Brasserie Bourganel typifies these new breweries emerging from Southern France. Started by Christian Bourganel, a local who saw no reason why his home region didn’t have a brewery, the facility opened in the Ardèche region in 2000 and has since grown into one of the largest operations around.

Taking over a shell of a brewery that had been shuttered after WWII, Bourganel is today one of the only Southern French breweries that exports to the States, offering traditional styles like ambreé (amber ale), blonde, and brune as well as beers that incorporate local flavors like the Bourganel au Marrons (chestnuts) and the Bourganel au Nougat (with nougat cream).

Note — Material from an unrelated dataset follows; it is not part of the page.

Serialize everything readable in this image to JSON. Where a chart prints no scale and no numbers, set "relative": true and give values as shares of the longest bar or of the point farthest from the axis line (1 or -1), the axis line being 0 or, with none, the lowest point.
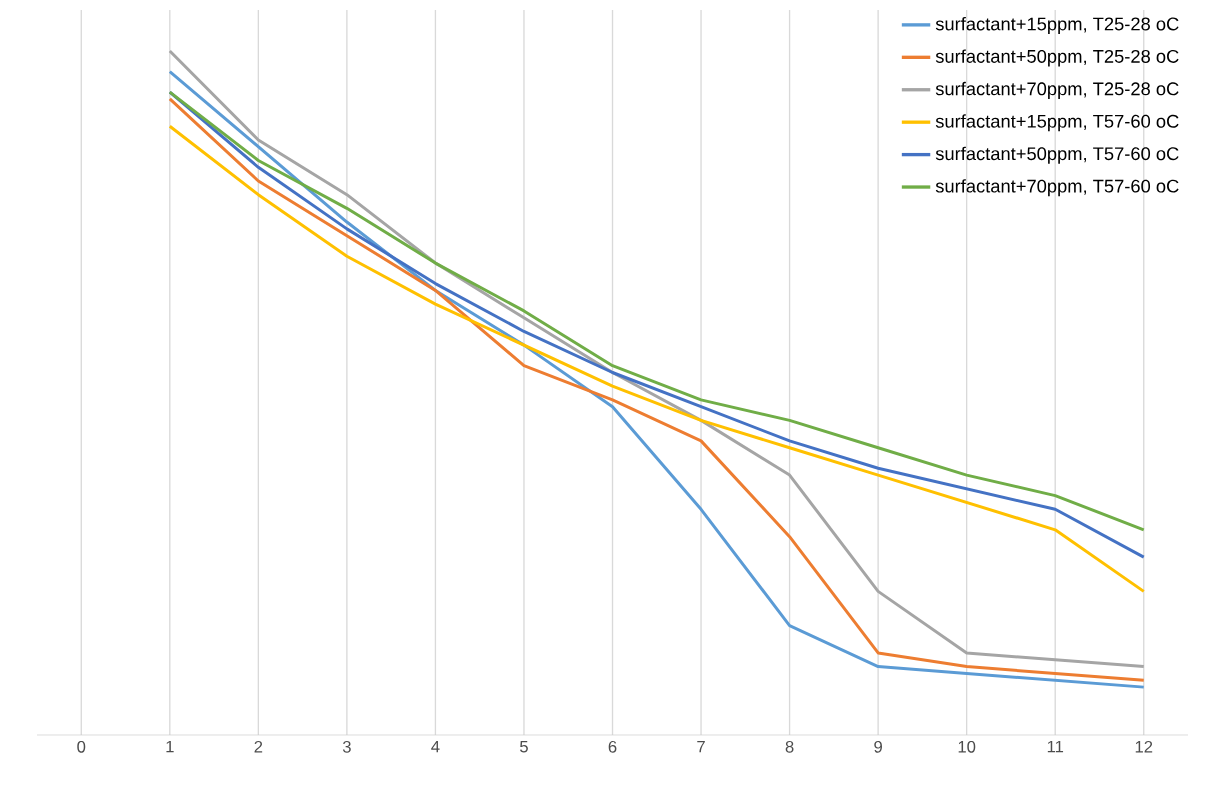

Farmhouse breweries are also returning to the rural lands between the Mediterranean and Atlantic coasts as farms begin adding beer to their list of agricultural products.

In the Midi-Pyrenees, Brasserie des Coteaux Oxit was started by a grain farmer who, in 2006, built a brewhouse in his historic barn. And Provence has Cordoeil, a farm, brewery, and inn in Thorame-Basse that also makes another budding French style: deuxgrains, a blanche beer made of both barley and wheat. It feels like a lost cousin to the Belgian witbier.

Even among the vines of Bordeaux, one of the world’s most celebrated wine designations, outfits like Bastide Brewery, started by an English ex-pat, and Brasserie Mascaret, started by a couple native to southern France who lived in Ireland for a year, are bringing British-inspired ales to the epicureans living in France’s southwestern edge.

While even the countryside is onboard, the most recent developments in the craft beer front are happening in the cities along the southern coast, where breweries such as Bière de la Plaine (Marseilles’ first brewery!) are nodding to U.S. brewers with their IPAs and other bitter styles using not European, but American-grown hops.

Bière de la Plaine’s co-owner Salem Haji says it’s not hard being a brewery in a region world-renowned for its wine – “the problem is more to be a craft brewery in an industrial world.”

Today, there are only around five hundred brewing operations in France and about one hundred of them are in the South. With an overall emphasis on balanced, flavorful, bottle-conditioned beers brewed organically and with local ingredients, the burgeoning beer revolution in Southern France reflects much of the region’s other epicurean exploits. Many brewers hope that one day, the region’s products will all be seen as equally refined.

Until then, the wine-soaked portion of this country may not yet be on the global map for beer, but the révolutionde la bière artisanaleis growing subtly, in the sophisticated way for which the French are known.